My first amplifier was the Dynaco ST70 Stereo Tube Amplifier with Cage.  I am guessing its age around 1955 but I really do not remember.   
This thread is about gear that is still in production. Why are all of you listing gear that hasn’t been produced in years? Reread the post!
You are correct yogiboy, I got "still for sale" mixed up with "production."
Kenny
That’s right gentlemen. We’re not talking T-Rex or Sabre Tooth Tiger here. They stopped making those models a long time ago. What we’re looking for is a Crocodile - was here, way back when they were making the T-Rex, and still in production today.
Racking my brain to come up with the oldest, yet current, audiophile component I’ll throw out the SME, S shaped, tonearm. (I consider it to be a component, rather than just a part).

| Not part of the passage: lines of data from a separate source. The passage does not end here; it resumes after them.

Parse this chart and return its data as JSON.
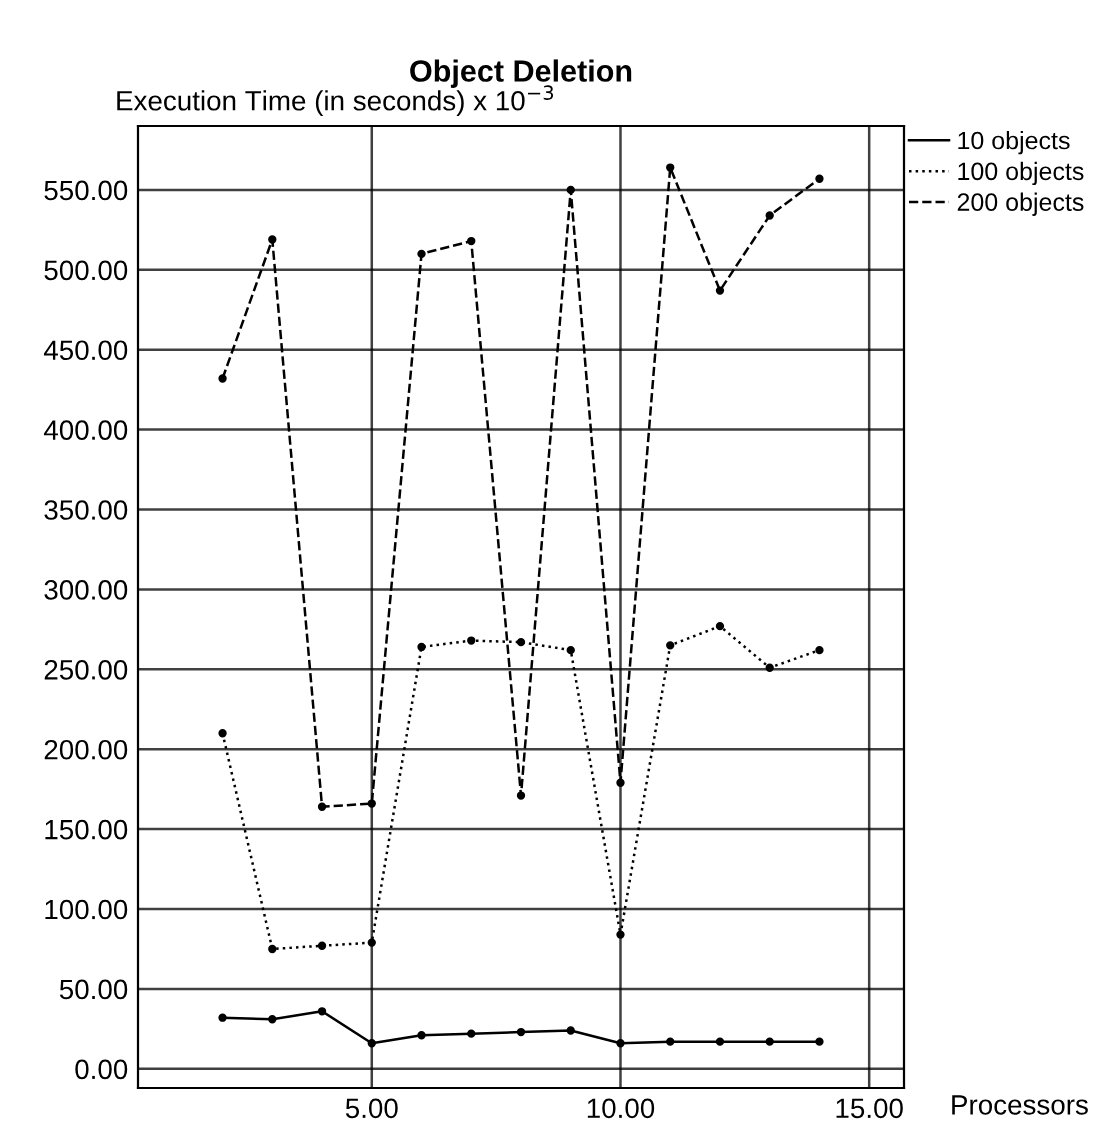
{
  "chart_data": {
    "type": "line",
    "title": "Object Deletion",
    "ylabel": "Execution Time (in seconds) x 10$^{−3}$",
    "xlabel": "Processors",
    "x": [
      2,
      3,
      4,
      5,
      6,
      7,
      8,
      9,
      10,
      11,
      12,
      13,
      14
    ],
    "series": [
      {
        "name": "10 objects",
        "color": "#000000",
        "line_style": "solid",
        "values": [
          32,
          31,
          36,
          16,
          21,
          22,
          23,
          24,
          16,
          17,
          17,
          17,
          17
        ]
      },
      {
        "name": "100 objects",
        "color": "#000000",
        "line_style": "dotted",
        "values": [
          210,
          75,
          77,
          79,
          264,
          268,
          267,
          262,
          84,
          265,
          277,
          251,
          262
        ]
      },
      {
        "name": "200 objects",
        "color": "#000000",
        "line_style": "dashed",
        "values": [
          432,
          519,
          164,
          166,
          510,
          518,
          171,
          550,
          179,
          564,
          487,
          534,
          557
        ]
      }
    ],
    "xlim": [
      0.3,
      15.7
    ],
    "ylim": [
      -12,
      590
    ],
    "xticks": [
      {
        "value": 5,
        "label": "5.00"
      },
      {
        "value": 10,
        "label": "10.00"
      },
      {
        "value": 15,
        "label": "15.00"
      }
    ],
    "yticks": [
      {
        "value": 0,
        "label": "0.00"
      },
      {
        "value": 50,
        "label": "50.00"
      },
      {
        "value": 100,
        "label": "100.00"
      },
      {
        "value": 150,
        "label": "150.00"
      },
      {
        "value": 200,
        "label": "200.00"
      },
      {
        "value": 250,
        "label": "250.00"
      },
      {
        "value": 300,
        "label": "300.00"
      },
      {
        "value": 350,
        "label": "350.00"
      },
      {
        "value": 400,
        "label": "400.00"
      },
      {
        "value": 450,
        "label": "450.00"
      },
      {
        "value": 500,
        "label": "500.00"
      },
      {
        "value": 550,
        "label": "550.00"
      }
    ],
    "grid": true,
    "legend": "top right",
    "marker": "circle"
  }
}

I know when I put together my turntable-base-tonearm-cartridge system in 1980, the SME had been around for a few years already - a little longer than the Shure V cartridge, if my memory serves me well.  The tonearm has seen a little improving over the years but no radical change from the early 1970s.

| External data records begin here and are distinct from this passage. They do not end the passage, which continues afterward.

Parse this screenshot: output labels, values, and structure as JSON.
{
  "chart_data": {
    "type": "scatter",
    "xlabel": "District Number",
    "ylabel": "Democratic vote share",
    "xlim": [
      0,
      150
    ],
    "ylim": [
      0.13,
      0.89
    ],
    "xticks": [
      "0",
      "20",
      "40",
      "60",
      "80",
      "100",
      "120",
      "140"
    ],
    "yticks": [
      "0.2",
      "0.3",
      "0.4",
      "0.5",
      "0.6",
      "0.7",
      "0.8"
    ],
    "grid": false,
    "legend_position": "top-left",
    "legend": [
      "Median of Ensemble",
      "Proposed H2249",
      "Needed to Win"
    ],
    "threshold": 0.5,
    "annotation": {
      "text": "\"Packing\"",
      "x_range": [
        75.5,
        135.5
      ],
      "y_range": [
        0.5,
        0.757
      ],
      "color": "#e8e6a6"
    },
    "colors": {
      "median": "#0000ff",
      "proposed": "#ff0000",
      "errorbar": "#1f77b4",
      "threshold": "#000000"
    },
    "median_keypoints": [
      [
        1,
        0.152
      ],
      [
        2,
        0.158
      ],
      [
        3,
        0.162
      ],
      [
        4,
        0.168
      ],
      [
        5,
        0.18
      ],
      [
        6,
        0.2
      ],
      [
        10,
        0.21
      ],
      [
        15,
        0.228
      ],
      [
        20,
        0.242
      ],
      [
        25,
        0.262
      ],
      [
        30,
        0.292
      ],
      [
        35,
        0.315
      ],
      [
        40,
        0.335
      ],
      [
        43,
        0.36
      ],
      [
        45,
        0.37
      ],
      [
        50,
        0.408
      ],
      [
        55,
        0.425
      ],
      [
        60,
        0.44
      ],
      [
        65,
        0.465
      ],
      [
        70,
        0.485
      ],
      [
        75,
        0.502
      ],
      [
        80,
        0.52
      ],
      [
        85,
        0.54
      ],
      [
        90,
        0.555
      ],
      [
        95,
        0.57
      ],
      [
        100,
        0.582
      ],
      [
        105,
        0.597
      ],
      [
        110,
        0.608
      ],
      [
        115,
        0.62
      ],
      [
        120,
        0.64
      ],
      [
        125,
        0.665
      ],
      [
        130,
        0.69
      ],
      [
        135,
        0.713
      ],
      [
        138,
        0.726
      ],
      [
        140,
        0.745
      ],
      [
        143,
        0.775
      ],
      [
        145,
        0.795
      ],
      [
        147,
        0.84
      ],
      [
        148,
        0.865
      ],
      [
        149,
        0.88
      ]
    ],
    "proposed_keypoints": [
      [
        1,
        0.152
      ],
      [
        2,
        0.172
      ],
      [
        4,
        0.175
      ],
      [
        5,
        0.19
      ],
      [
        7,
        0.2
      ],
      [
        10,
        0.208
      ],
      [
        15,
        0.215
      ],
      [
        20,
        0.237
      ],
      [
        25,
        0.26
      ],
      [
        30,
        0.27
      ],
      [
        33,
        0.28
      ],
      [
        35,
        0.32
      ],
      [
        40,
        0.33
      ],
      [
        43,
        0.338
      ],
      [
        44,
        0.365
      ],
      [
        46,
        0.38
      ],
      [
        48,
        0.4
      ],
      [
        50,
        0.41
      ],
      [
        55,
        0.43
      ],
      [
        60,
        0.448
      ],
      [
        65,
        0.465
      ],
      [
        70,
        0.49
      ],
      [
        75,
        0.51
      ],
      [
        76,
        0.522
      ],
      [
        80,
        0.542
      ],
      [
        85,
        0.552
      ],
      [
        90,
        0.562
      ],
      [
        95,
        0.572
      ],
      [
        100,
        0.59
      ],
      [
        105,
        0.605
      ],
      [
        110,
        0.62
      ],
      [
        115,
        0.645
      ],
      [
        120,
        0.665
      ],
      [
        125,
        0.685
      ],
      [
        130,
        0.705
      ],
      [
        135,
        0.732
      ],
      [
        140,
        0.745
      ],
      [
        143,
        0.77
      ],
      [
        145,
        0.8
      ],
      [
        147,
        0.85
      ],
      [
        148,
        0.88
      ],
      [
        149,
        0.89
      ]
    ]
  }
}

I’ll say that’s my Crocodile.
I wish we could say the Shure V series. They should never have stopped making it, even if they had to change the cantilever. 

Does anyone know when Jelco started selling the SA-250ST? It had to be in the 1980's, right?
I personally am using a Stax SR5-SDR6 electrostatic headphone system, McIntosh MR74 tuner, and a Yamaha CA800 integrated amplifier on a third, small adio system.  What all there of these have in common, besides all of them at least 35-40 years old is that they are still incredible.  Trully, totally.  So much of this "old" stuff is still in excellent condition.  Used with todays latest power cords, power conditioners, interconnects, speaker wires, etc., some of these "ancient" audio products are definitly not out of place today.  I can still remember 40 years ago the Yamaha CA1000 integrated amplifier was being praised for it's preamplifier and matching phono preamplifier attributes.  And, in fact, my present Yamaha CA800 integrated would be hard pressed to be equalled today for less than say $2-$3000.  My Stax headphone system, for which I paid $100, sounded very like a $2000 Audieze pair of headphones I once heard.  And my MacIntosh MR74 tuner-well I recently sold my Day/Sequerra as it was nowere being it's equal.  No, for the money, carefully selected "old" stuff can be hard tobeat.  And lots of this can be found in basicsally mint condition.  And, of course, old timers such as myself are dying right and left  all over the place.  So the current situation should continue for some time.  And their prices are sure to be going up as more of us realize what treasures are outtheir for the picking.
Not many components can say they have been in commerce for a long time, but haven't become dated and superseded by more current gear,

The SME V arm came out in 1985, was considered one of the handful of top tonearms available, and continues now, 32 years later in the same company.  Hard to think of any other component that has not only continued in production but has also held its place vis a vis newer gear.